Tetapi juga Beta … yang dijaga datu-datu. Dijaga Para tetua, para leluhur. Pranata-pranata adat itu sendiri yang menjaga/mengatur kehidupan masyarakat.

Masing-masing anggota masyarakat (beta) punya kemampuan menjaga kelangsungan kehidupan (gadis perawan) yang ditopang kenyataan objektif materiil (pohon pala). Kemampuan beta berkat pranata-pranata (datu-datu) itu.

Lamun Beta Pattiradjawane, orang laut penjaga hutan pala yang dijaga datu-datu yang memiliki kemampuan-menjaga berkat datu-datu itu “bersanding” dengan genosida 1621 dalam film “Banda”. Beta hakikatnya sedang berhadap-hadapan dengan imperialisme dalam karya Bung Jay ini.

“Banda”, dalam respons kedua kami, sebuah tanya membersitkan inspirasi.

Mengapa awal kemahaganasan imperialis di bumi Nusantara negeri bahari*,  Kepulauan Banda di abad XVII itu tidak menjadi setting-penuturan sastrawan kelas dunia Pramoedya Ananta Toer (Pram, panggilan akrab) yang terkenal dengan novel-novel sejarah?

———

*Tiga dasawarsa sebelum 5 tahun The Great Ambon War atau Hoamoal War (1651-1656) oleh Gubernur Maluku Arnold de Vlamingh van Oudshoorn. Perang besar yang meluluhlantakkan penduduk dan kebudayaannya di semenanjung Hoamoal, barat Pulau Seram. Berujung monopoli VOC atas cengkeh.

DK-95a-Arus Balik Pram-1995
Jepretan kulit depan dan belakang buku “Arus Balik” karya Pramoedya Ananta Toer (17 Agustus 1995, Penerbit Hasta Mitra). Bebarengan dengan penerbitan dalam bahasa Belanda, “De stroom uit het noorden” penerjemah Henk Maler, Penerbit de Geus, dalam memeringati 50 tahun Kemerdekaan. (Foto & Grafis: Red DK)

Jawabannya, setidaknya bagi kami, ternyata justru ada pada sebuah pengalaman puitis dalam salah satu karya novel sejarah Pram “Arus Balik” (17 Agustus 1995).

“… Dahulu, di jaman kejayaan Majapahit, arus bergerak dari selatan ke utara, dari Nusantara ke Atas Angin. Majapahit adalah kerajaan laut terbesar di antara bangsa-bangsa beradab di muka bumi ini.

Kapal-kapalnya, muatannya, manusianya, amal dan perbuatannya, cita-citanya — semua, itulah arus selatan ke utara. Segala-galanya datang dari selatan.

Majapahit jatuh.

Sekarang orang tak mampu lagi membuat kapal besar. Kapal kita makin makin kecil seperti kerajaannya.
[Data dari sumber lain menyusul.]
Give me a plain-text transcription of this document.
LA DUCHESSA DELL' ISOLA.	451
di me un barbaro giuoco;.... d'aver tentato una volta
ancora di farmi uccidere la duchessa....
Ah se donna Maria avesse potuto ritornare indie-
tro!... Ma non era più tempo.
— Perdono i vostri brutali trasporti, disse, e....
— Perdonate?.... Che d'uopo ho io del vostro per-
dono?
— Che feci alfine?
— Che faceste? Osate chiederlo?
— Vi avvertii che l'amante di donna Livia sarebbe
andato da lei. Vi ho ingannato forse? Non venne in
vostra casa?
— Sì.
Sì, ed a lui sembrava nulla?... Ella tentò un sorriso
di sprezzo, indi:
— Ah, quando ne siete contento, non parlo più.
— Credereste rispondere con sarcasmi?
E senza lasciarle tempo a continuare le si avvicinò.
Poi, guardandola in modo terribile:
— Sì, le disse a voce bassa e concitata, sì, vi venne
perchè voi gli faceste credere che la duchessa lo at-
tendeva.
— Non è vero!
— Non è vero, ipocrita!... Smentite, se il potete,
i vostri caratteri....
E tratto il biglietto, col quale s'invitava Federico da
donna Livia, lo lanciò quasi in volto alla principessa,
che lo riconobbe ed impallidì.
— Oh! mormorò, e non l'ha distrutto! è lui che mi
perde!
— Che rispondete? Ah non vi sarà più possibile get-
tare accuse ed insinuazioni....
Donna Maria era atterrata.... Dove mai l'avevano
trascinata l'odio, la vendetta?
Karena, ya, kapal besar hanya bisa dibikin oleh kerajaan besar.

Kapal kecil dan kerajaan kecil menyebabkan arus tidak bergerak ke utara, sebaliknya dari utara ke selatan, Atas Angin lebih unggul, membawa segala-galanya ke Jawa, termasuk penghancuran, penindasan dan penipuan.

Makin lama kapal-kapal kita akan semakin kecil untuk kemudian tidak mempunyai sama sekali.” 

(hlm 738: penyampaian Senapati Tuban Wiranggaleng — lihat bawah — di hadapan para pemimpin pasukan pascakemenangan melawan Peranggi/Portugis)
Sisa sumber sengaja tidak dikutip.